What Mr. Carstens fears are an onset of entrenched inflationary expectations and a new perilous kind of “me too” development, where inflation more easily spills over from one economic sector to another. Inflationary momentum is a bad thing, Mr. Carstens warns us, and assumes a very negative dynamic, “When inflation starts affecting the ‘cost of living’ in a broad sense, it is more likely to take center stage in price- and wage-setting decisions…” Mr. Carstens, for one, fears the risk of a wage-price spiral, if inflation proves to be obdurate.
So, war, geopolitical adventurism, policy excesses perhaps, plague and official confoundedness have all contributed to the interruption of the Great Moderation. What is the global risk taker to do?

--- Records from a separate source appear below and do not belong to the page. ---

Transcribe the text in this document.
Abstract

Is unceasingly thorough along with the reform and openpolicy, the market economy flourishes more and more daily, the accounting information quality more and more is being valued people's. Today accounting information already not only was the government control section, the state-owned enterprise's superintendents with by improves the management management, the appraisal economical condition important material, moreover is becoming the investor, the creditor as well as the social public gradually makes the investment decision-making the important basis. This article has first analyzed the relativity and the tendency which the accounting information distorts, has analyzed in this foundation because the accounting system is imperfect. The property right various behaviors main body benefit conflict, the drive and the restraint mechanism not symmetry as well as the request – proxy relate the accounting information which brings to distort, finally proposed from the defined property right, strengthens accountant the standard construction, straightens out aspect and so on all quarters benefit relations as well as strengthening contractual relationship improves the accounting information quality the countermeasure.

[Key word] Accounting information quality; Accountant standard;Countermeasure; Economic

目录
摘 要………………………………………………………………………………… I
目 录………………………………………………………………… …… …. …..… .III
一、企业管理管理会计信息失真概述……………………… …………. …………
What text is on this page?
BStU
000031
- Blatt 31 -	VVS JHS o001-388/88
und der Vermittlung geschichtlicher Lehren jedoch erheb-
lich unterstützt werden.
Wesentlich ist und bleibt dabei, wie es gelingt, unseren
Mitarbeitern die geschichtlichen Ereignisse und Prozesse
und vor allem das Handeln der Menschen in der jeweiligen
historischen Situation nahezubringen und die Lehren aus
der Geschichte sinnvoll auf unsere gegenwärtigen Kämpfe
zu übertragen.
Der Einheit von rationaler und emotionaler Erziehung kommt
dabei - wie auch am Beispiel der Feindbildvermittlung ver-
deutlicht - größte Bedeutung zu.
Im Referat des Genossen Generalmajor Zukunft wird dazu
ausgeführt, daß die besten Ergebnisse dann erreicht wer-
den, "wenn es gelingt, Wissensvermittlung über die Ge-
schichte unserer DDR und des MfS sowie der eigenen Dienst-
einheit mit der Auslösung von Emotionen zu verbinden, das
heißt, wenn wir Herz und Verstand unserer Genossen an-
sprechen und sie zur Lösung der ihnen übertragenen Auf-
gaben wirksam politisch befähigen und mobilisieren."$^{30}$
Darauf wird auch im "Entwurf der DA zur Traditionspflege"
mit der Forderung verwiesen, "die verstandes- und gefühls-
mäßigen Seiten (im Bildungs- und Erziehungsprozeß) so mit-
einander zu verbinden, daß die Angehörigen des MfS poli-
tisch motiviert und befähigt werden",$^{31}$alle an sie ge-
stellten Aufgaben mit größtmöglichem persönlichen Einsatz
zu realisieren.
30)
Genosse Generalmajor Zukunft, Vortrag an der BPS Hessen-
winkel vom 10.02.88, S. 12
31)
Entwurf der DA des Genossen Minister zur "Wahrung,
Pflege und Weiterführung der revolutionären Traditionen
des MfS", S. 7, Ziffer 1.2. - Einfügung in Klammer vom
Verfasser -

The answer is a truism, but that makes it no less valid. The step to take (i.e. the answer to have) will be to listen to what people say, but also watch what they do. Differences in forecasts on inflation – some seeing stubborn, persistent high inflation, others seeing inflation that moderates significantly into 2023 – maybe reflect acknowledgement, by some, of the disinflationary forces present in an open economy, if those forces were only to left to manifest themselves: Competitive markets entail and incentivize participants “to offer a better product at better prices”, since winners in that competition gain market share. Moreover, open and competitive economies allow for spoilers and challengers to incumbents, ideally preventing monopolistic conditions and price setting to arise. Also, in free and open societies and economies, innovations in information and technology facilitate business efforts to address demand more effectively, and more cheaply – since the incentives are there to do that.
Global risk takers must listen to what the pointy-headed types, business leaders and politicians say, but they must watch what states and policy-makers do. The convalescing planetary covid patient had been recovering and moving about. May those in charge heed that important kernel in the Hippocratic oath, to “do no harm.” And, let that patient stand up and brush himself off.